My brother worked at LucasFilm (worked on EditDroid and MusicDroid, IIRC) and met/knew Andy there. I was in college and Mike sent us LucasFilm t-shirts and sweatshirts as gifts (I was saddened when my Cocoon "Underwear Eradication Crew" shirt wore out). I happened to wear one to a talk being given at my college by...Andy Moorer.

Some notes:
Lucasfilm made great t-shirts - very pretty
Mike's main mail server was named dagobah, so his email was dagobah!mike
Andy seemed to be amused by Foley pits - talked about one day seeing them throwing squid at a wall
Mike's first day, they were mixing sound for Indiana Jones and the Temple of Doom - trying to get the sound of someone's heart getting torn out just right.
Mike has an uncredited role in Howard the Duck - basically all of Lucasfilm was brought in to shout, "Howard! Howard! Howard!" at the tops of their lungs.
Andy said that they routinely added extra beats/bars to Williams' score to get it to fit better.
Andy ruined my enjoyment of all film and TV by pointing out that all sound effects are dubbed and if you pay attention you'll hear an inordinate number of cars that lay down rubber on dirt roads, physics be damned.
Mike performed a piano recital there which included an improvisation on a bunch of movie themes.
posted by plinth at 12:41 PM on March 4, 2014 [2 favorites]


Whenever I hear this, I think 'somebody ripped off Beaver and Krause'
Spaced from 1970
posted by Rash at 9:59 PM on March 4, 2014 [1 favorite]


... and if you, or your offspring, have ever been unsettled by Deep Note, then you should be lucky that Lucasfilm did not use another Moorer composition "Lions are Growing "

Indeed.

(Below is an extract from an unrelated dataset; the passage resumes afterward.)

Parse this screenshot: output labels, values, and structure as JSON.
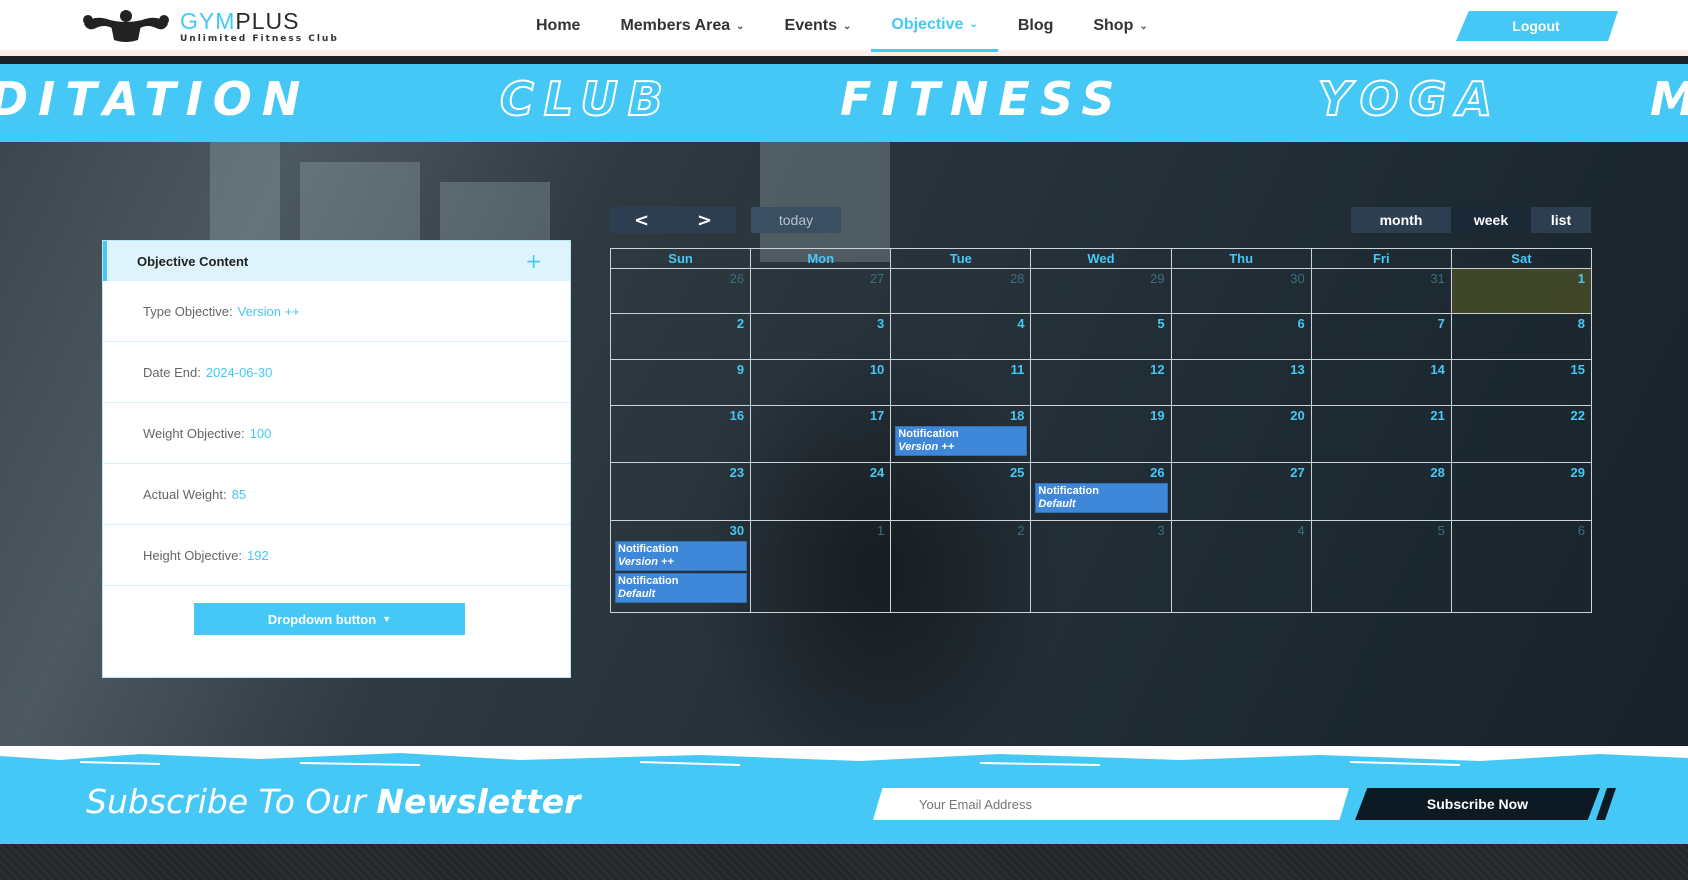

Deep Note ended up as (part of) the intro track on an early compact disc called "The Digital Domain - A Demonstration". It began with the Deep Note (I seem to recall it took a bit longer to "grow" than the THX version) which was then superceded by a jet airplane flyby sound. My dad was so impressed by the Deep Note that he started using it for all of his home movies, as a title theme.

Then a year or two later, Lucasfilm comes along and starts using it for THX. D'oh!